The Michael J. Fox Show: Thursdays at 9:30 p.m. Eastern on NBC

So far many of the comedies I’ve reviewed in the fall season have followed one trend (that of parents and their adult children forced together by circumstances), however, there’s also a second key trend that’s floating around: after a weak 2012-13, it’s very clear that the big four are reaching back for big names from the 80’s and 90’s in the hopes of bolstering their network’s success. CBS goes to this well tonight with Robin Williams and Sarah Michelle Gellar’s The Crazy Ones, but it’s NBC who goes all in on this concept, dragging James Spader out for The Blacklist, and Michael J. Fox for tonight’s offering: The Michael J. Fox Show.
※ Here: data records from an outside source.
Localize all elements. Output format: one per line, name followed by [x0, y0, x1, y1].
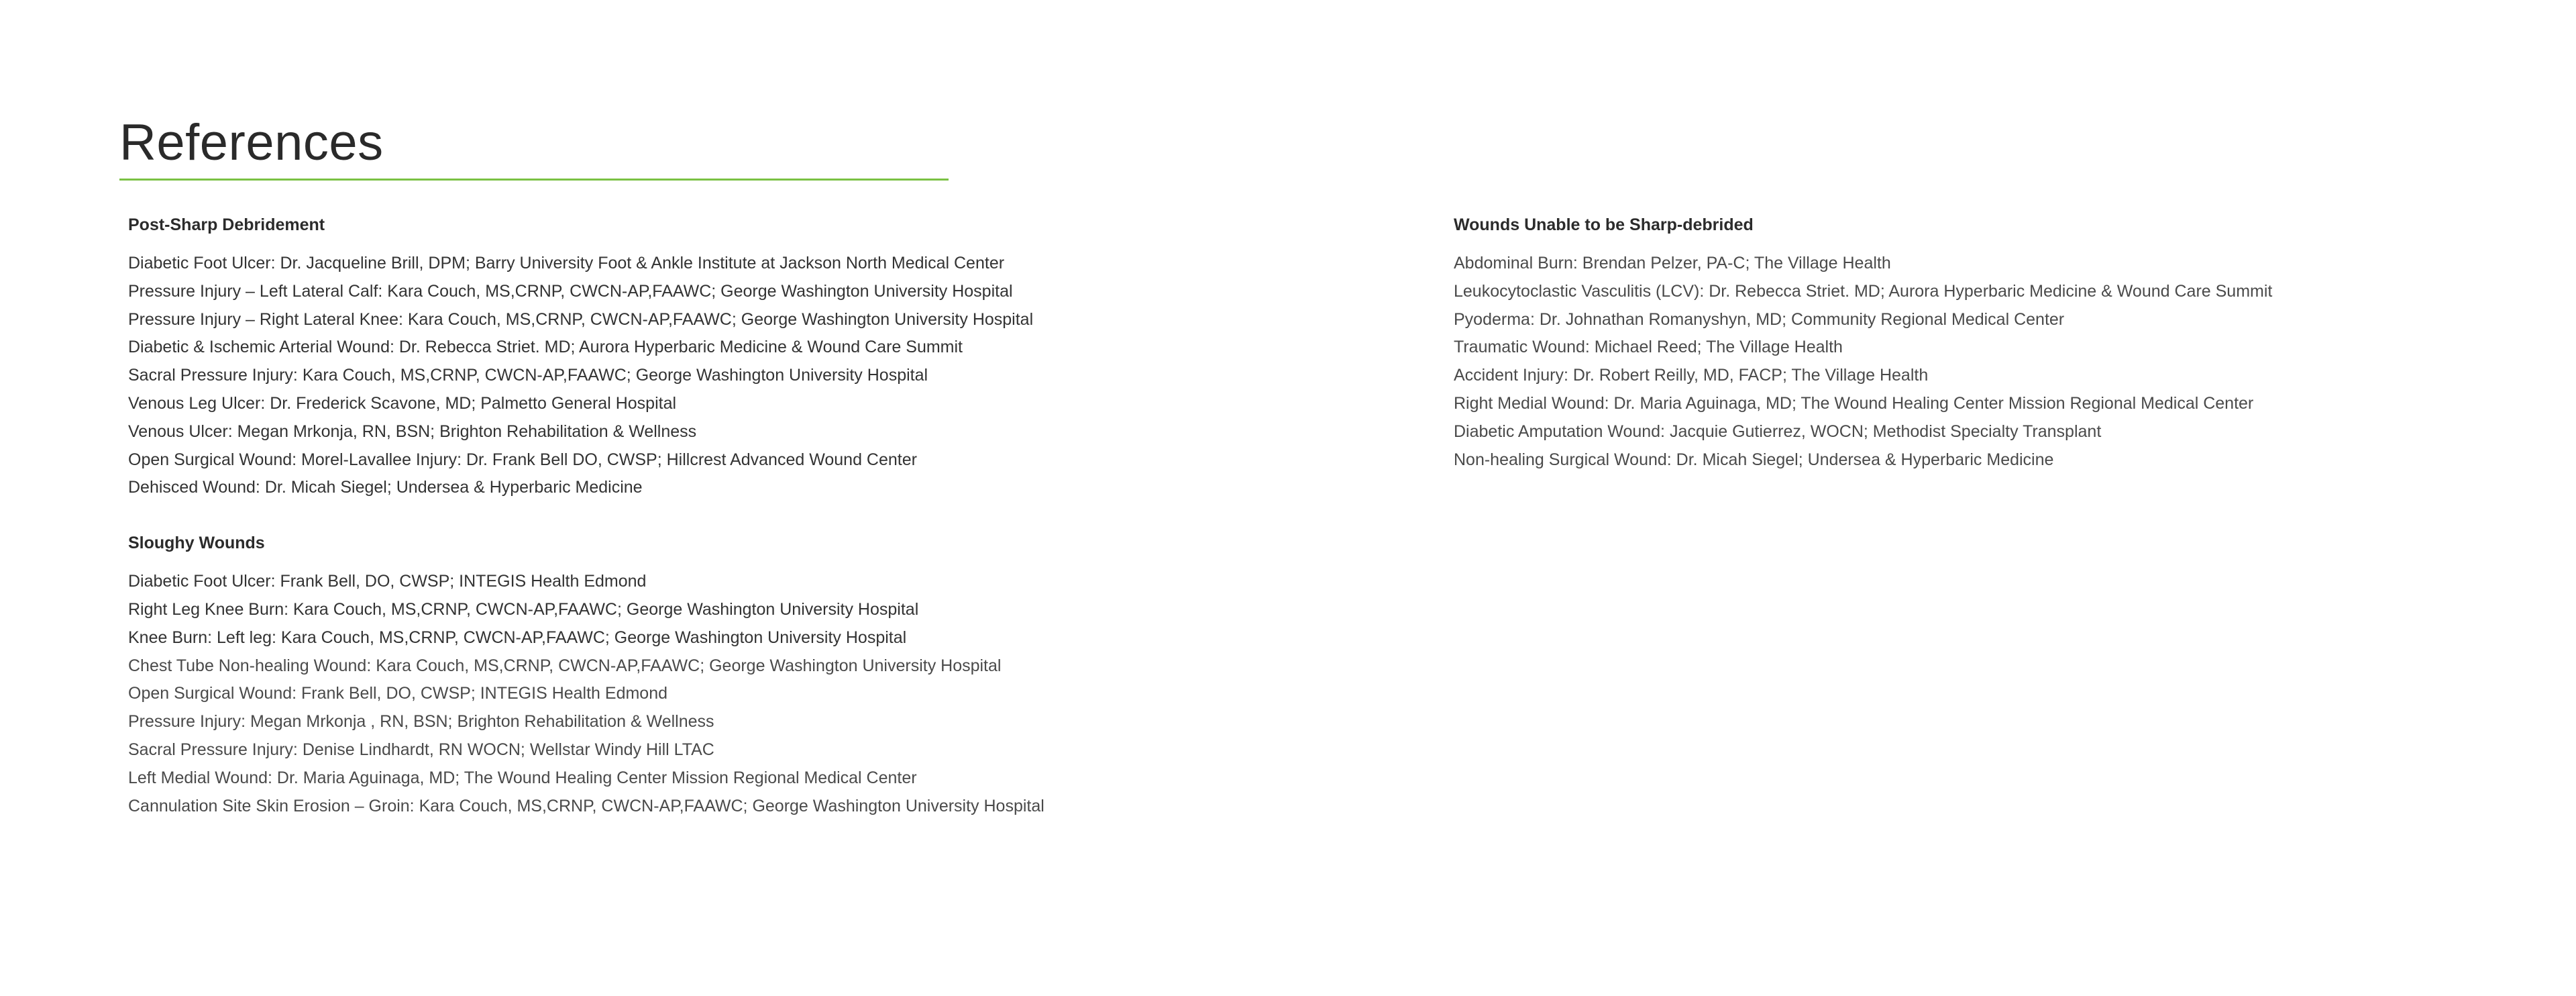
reference-item: Accident Injury: Dr. Robert Reilly, MD, FACP; The Village Health [1454, 366, 1929, 385]
section-heading: Sloughy Wounds [128, 534, 265, 553]
reference-item: Pressure Injury: Megan Mrkonja , RN, BSN; Brighton Rehabilitation & Wellness [128, 712, 714, 732]
reference-item: Sacral Pressure Injury: Denise Lindhardt, RN WOCN; Wellstar Windy Hill LTAC [128, 740, 714, 759]
section-heading: Wounds Unable to be Sharp-debrided [1454, 215, 1754, 234]
reference-item: Open Surgical Wound: Frank Bell, DO, CWSP; INTEGIS Health Edmond [128, 684, 668, 703]
reference-item: Pyoderma: Dr. Johnathan Romanyshyn, MD; Community Regional Medical Center [1454, 309, 2065, 329]
reference-item: Diabetic & Ischemic Arterial Wound: Dr. Rebecca Striet. MD; Aurora Hyperbaric Medicine & Wound Care Summit [128, 338, 963, 357]
section-post-sharp-debridement [128, 213, 1403, 502]
reference-item: Abdominal Burn: Brendan Pelzer, PA-C; The Village Health [1454, 254, 1891, 272]
reference-item: Venous Leg Ulcer: Dr. Frederick Scavone, MD; Palmetto General Hospital [128, 393, 677, 413]
page-title: References [119, 114, 384, 171]
reference-item: Chest Tube Non-healing Wound: Kara Couch, MS,CRNP, CWCN-AP,FAAWC; George Washington University Hospital [128, 656, 1002, 675]
reference-item: Pressure Injury – Left Lateral Calf: Kara Couch, MS,CRNP, CWCN-AP,FAAWC; George Washington University Hospital [128, 281, 1013, 301]
reference-item: Sacral Pressure Injury: Kara Couch, MS,CRNP, CWCN-AP,FAAWC; George Washington University Hospital [128, 366, 928, 385]
reference-item: Dehisced Wound: Dr. Micah Siegel; Undersea & Hyperbaric Medicine [128, 478, 643, 497]
reference-item: Cannulation Site Skin Erosion – Groin: Kara Couch, MS,CRNP, CWCN-AP,FAAWC; George Washington University Hospital [128, 796, 1044, 815]
reference-item: Diabetic Amputation Wound: Jacquie Gutierrez, WOCN; Methodist Specialty Transplant [1454, 421, 2102, 441]
reference-item: Non-healing Surgical Wound: Dr. Micah Siegel; Undersea & Hyperbaric Medicine [1454, 450, 2054, 469]
reference-list [1454, 250, 2527, 474]
reference-item: Diabetic Foot Ulcer: Frank Bell, DO, CWSP; INTEGIS Health Edmond [128, 572, 647, 591]
reference-item: Open Surgical Wound: Morel-Lavallee Injury: Dr. Frank Bell DO, CWSP; Hillcrest Advanced Wound Center [128, 450, 917, 469]
reference-item: Leukocytoclastic Vasculitis (LCV): Dr. Rebecca Striet. MD; Aurora Hyperbaric Medicine & Wound Care Summit [1454, 281, 2273, 301]
reference-item: Traumatic Wound: Michael Reed; The Village Health [1454, 338, 1843, 357]
reference-list [128, 568, 1403, 820]
title-divider [119, 179, 949, 181]
reference-item: Right Leg Knee Burn: Kara Couch, MS,CRNP, CWCN-AP,FAAWC; George Washington University Hospital [128, 599, 919, 619]
section-heading: Post-Sharp Debridement [128, 215, 325, 234]
reference-item: Right Medial Wound: Dr. Maria Aguinaga, MD; The Wound Healing Center Mission Regional Medical Center [1454, 393, 2254, 413]
reference-item: Venous Ulcer: Megan Mrkonja, RN, BSN; Brighton Rehabilitation & Wellness [128, 421, 697, 441]
left-column [128, 213, 1403, 850]
reference-item: Knee Burn: Left leg: Kara Couch, MS,CRNP, CWCN-AP,FAAWC; George Washington University Hospital [128, 628, 907, 647]
reference-item: Diabetic Foot Ulcer: Dr. Jacqueline Brill, DPM; Barry University Foot & Ankle Institute at Jackson North Medical Center [128, 254, 1005, 272]
reference-item: Left Medial Wound: Dr. Maria Aguinaga, MD; The Wound Healing Center Mission Regional Medical Center [128, 768, 917, 787]
right-column [1454, 213, 2527, 503]
section-sloughy-wounds [128, 532, 1403, 820]
reference-item: Pressure Injury – Right Lateral Knee: Kara Couch, MS,CRNP, CWCN-AP,FAAWC; George Washington University Hospital [128, 309, 1034, 329]
section-wounds-unable-to-be-sharp-debrided [1454, 213, 2527, 474]
reference-list [128, 250, 1403, 502]
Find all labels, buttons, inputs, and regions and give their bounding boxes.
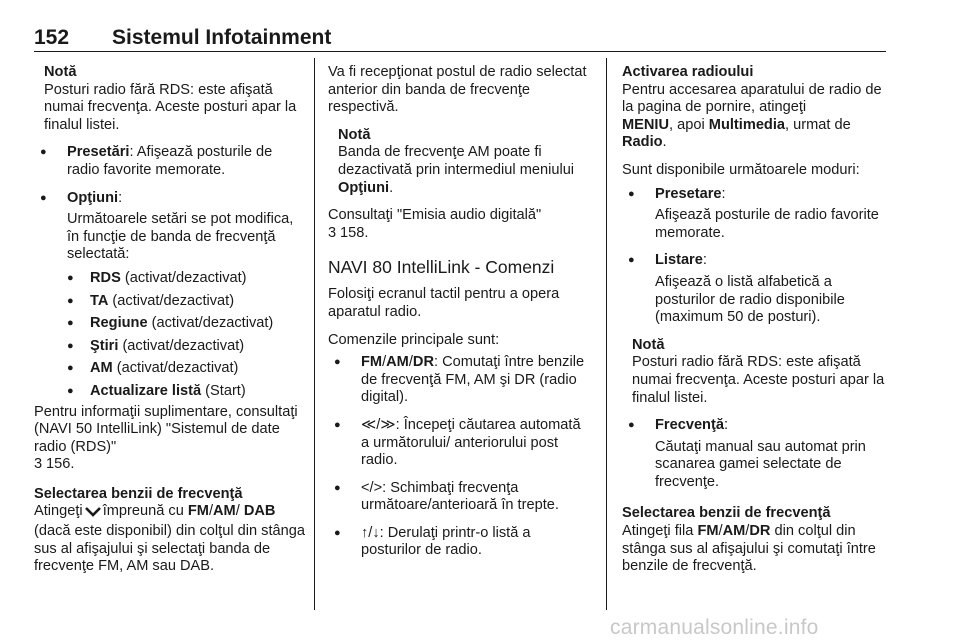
column-divider-2 [606,58,607,610]
column-3 [622,64,890,576]
option-item: ● Ştiri (activat/dezactivat) [34,338,306,356]
option-item: ● Actualizare listă (Start) [34,383,306,401]
option-item: ● AM (activat/dezactivat) [34,360,306,378]
preset-text: Afişează posturile de radio favorite memorate. [655,207,879,241]
activate-heading: Activarea radioului [622,64,754,80]
chevron-down-icon [85,505,101,523]
note-block: Notă Banda de frecvenţe AM poate fi dezactivată prin intermediul meniului Opţiuni. [338,127,588,197]
note-block [44,64,306,134]
list-text: Afişează o listă alfabetică a posturilor de radio disponibile (maximum 50 de posturi). [655,273,845,326]
seek-icon: ≪/≫ [361,416,396,433]
mode-item-frequency: ● Frecvenţă: [622,417,890,435]
modes-intro: Sunt disponibile următoarele moduri: [622,161,860,178]
mode-item-list: ● Listare: [622,252,890,270]
note-block [632,337,890,407]
band-text: Atingeţi fila FM/AM/DR din colţul din stânga sus al afişajului şi comutaţi între benzile de frecvenţă. [622,523,876,575]
option-item: ● Regiune (activat/dezactivat) [34,315,306,333]
watermark: carmanualsonline.info [610,616,819,639]
note-title: Notă [44,64,77,80]
list-item-presets: ● Presetări: Afişează posturile de radio favorite memorate. [34,144,306,179]
band-text: Atingeţi împreună cu FM/AM/ DAB (dacă este disponibil) din colţul din stânga sus al afişajului şi selectaţi banda de frecvenţe FM, AM sau DAB. [34,503,305,575]
note-text: Posturi radio fără RDS: este afişată numai frecvenţa. Aceste posturi apar la finalul listei. [632,354,885,406]
commands-intro: Comenzile principale sunt: [328,331,500,348]
touch-text: Folosiţi ecranul tactil pentru a opera aparatul radio. [328,286,560,320]
column-2 [328,64,588,570]
note-title: Notă [338,126,371,143]
command-item: ● FM/AM/DR: Comutaţi între benzile de frecvenţă FM, AM şi DR (radio digital). [328,354,588,407]
band-heading: Selectarea benzii de frecvenţă [34,485,243,502]
page-ref-icon: 3 [328,224,337,241]
intro-text: Va fi recepţionat postul de radio selectat anterior din banda de frecvenţe respectivă. [328,64,587,116]
activate-text: Pentru accesarea aparatului de radio de la pagina de pornire, atingeţi MENIU, apoi Multimedia, urmat de Radio. [622,81,882,151]
note-text: Posturi radio fără RDS: este afişată numai frecvenţa. Aceste posturi apar la finalul listei. [44,81,297,133]
option-item: ● TA (activat/dezactivat) [34,293,306,311]
command-item: ● ≪/≫: Începeţi căutarea automată a următorului/ anteriorului post radio. [328,417,588,470]
column-divider-1 [314,58,315,610]
band-heading: Selectarea benzii de frecvenţă [622,505,831,522]
frequency-text: Căutaţi manual sau automat prin scanarea gamei selectate de frecvenţe. [655,438,866,490]
consult-text: Consultaţi "Emisia audio digitală" 3 158. [328,207,542,241]
header-rule [34,51,886,52]
page-number: 152 [34,26,70,49]
chapter-title: Sistemul Infotainment [112,26,332,49]
column-1 [34,64,306,576]
page-ref-icon: 3 [34,456,43,473]
command-item: ● </>: Schimbaţi frecvenţa următoare/anterioară în trepte. [328,480,588,515]
scroll-icon: ↑/↓ [361,524,380,541]
list-item-options: ● Opţiuni: [34,190,306,208]
option-item: ● RDS (activat/dezactivat) [34,270,306,288]
step-icon: </> [361,479,383,496]
note-title: Notă [632,336,665,353]
more-info: Pentru informaţii suplimentare, consultaţi (NAVI 50 IntelliLink) "Sistemul de date radio (RDS)" 3 156. [34,403,298,473]
options-text: Următoarele setări se pot modifica, în funcţie de banda de frecvenţă selectată: [67,211,294,263]
section-heading: NAVI 80 IntelliLink - Comenzi [328,257,555,278]
mode-item-preset: ● Presetare: [622,186,890,204]
page-header [34,26,886,48]
command-item: ● ↑/↓: Derulaţi printr-o listă a posturilor de radio. [328,525,588,560]
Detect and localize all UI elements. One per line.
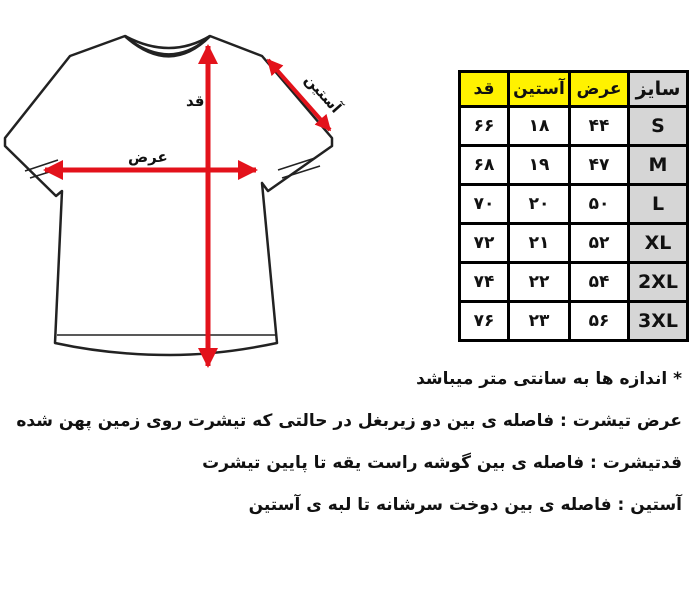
width-cell: ۵۶ [570,302,629,341]
size-table [458,70,689,342]
size-cell: L [629,185,688,224]
height-cell: ۶۶ [460,107,509,146]
width-cell: ۴۷ [570,146,629,185]
sleeve-cell: ۲۰ [509,185,570,224]
height-cell: ۷۴ [460,263,509,302]
sleeve-cell: ۲۲ [509,263,570,302]
header-height: قد [460,72,509,107]
table-header-row [460,72,688,107]
tshirt-outline [5,36,332,355]
height-label: قد [186,92,205,110]
table-row [460,224,688,263]
sleeve-cell: ۲۱ [509,224,570,263]
width-cell: ۵۰ [570,185,629,224]
table-row [460,263,688,302]
note-units: * اندازه ها به سانتی متر میباشد [416,369,682,389]
size-cell: M [629,146,688,185]
header-size: سایز [629,72,688,107]
size-cell: XL [629,224,688,263]
table-row [460,302,688,341]
tshirt-diagram [0,28,350,378]
height-cell: ۷۲ [460,224,509,263]
sleeve-cell: ۱۹ [509,146,570,185]
height-cell: ۷۶ [460,302,509,341]
table-row [460,146,688,185]
measurement-notes [18,368,682,536]
width-cell: ۴۴ [570,107,629,146]
sleeve-cell: ۱۸ [509,107,570,146]
header-width: عرض [570,72,629,107]
note-width-definition: عرض تیشرت : فاصله ی بین دو زیربغل در حالتی که تیشرت روی زمین پهن شده [16,411,682,431]
width-cell: ۵۴ [570,263,629,302]
note-sleeve-definition: آستین : فاصله ی بین دوخت سرشانه تا لبه ی آستین [248,495,682,515]
width-cell: ۵۲ [570,224,629,263]
size-cell: S [629,107,688,146]
width-label: عرض [128,148,168,166]
table-row [460,185,688,224]
header-sleeve: آستین [509,72,570,107]
sleeve-cell: ۲۳ [509,302,570,341]
size-cell: 2XL [629,263,688,302]
sleeve-label: آستین [301,70,345,117]
height-cell: ۶۸ [460,146,509,185]
note-height-definition: قدتیشرت : فاصله ی بین گوشه راست یقه تا پایین تیشرت [202,453,682,473]
table-row [460,107,688,146]
size-cell: 3XL [629,302,688,341]
height-cell: ۷۰ [460,185,509,224]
The Michael J. Fox Show follows Mike Henry (Michael J. Fox), a retired reporter with Parkinson’s disease who happens to want to jump back in to the fray after being bored at home. Luckily, his old boss Harris (Wendell Pierce) needs Mike as much as Mike needs NBC (it’s meta, get it?). Now with him back at work, he’ll have to juggle all of the usual day-to-day activities at work and at home while also dealing with his ailment.

In a lot of ways, The Michael J. Fox Show feels like a throwback to other things, synthesizing many surface elements of sitcoms past: works as a newscaster, a loving wife and 2.5 kids, doting in-laws (who double as the wacky next door neighbors), even sibling rivalries! However, where in most cases such tropes would be called cliché, the true beauty in this show lies in the way that these stock tropes deal with the obvious elephant in the room: Fox’s very real health condition. The first episode aired tonight deals with that head-on, but the second episode allows it to slip into the background, allaying fears that it would be dropped like an anvil.

The show maintains a certain sweetness, and that’s courtesy of the dynamic of the show’s central pairing: Mike and his wife Annie (Betsy Brandt), both perfectly nail the married dynamic, driving each other crazy while still showing a clear love for each other. A large amount of that is courtesy of the writing, which could have easily veered into the maudlin, but ultimately aims straight for establishing each of its’ characters (and particularly Mike’s) flaws early on (particularly his vanity, though it also pops up in every character but Annie by the middle of the second episode) and letting those drive the plot.

I think there are a few minor flaws with the show, as there tend to be with many sitcoms coming out of the gate. First and foremost, while the talking heads are often funny, they feel out of place in a show that seems to have a classic feel. This is made worse by the fact that the cutaways are explained away and plot-relevant in the first episode, only to persist in the second. Secondly, it seems like many of the secondary characters don’t have much to do at times, with both Kay (his assistant), and Leigh (his sister) both feeling very ancillary to the first two episodes.

The Final Verdict: In a lot of ways, The Michael J. Fox Show feels like a throwback, but it adds a few wrinkles here or there to keep the show from feeling truly cliché. Additionally, while sitcoms tend to not truly find their voice until midway through the first season, it seems like the show has found it’s voice very early on, looking for a healthy mix of both heartwarming with a little bit of sass to keep it from venturing too far into saccharine territory. Check it out, there’s pretty strong odds this is the best new sitcom of the season.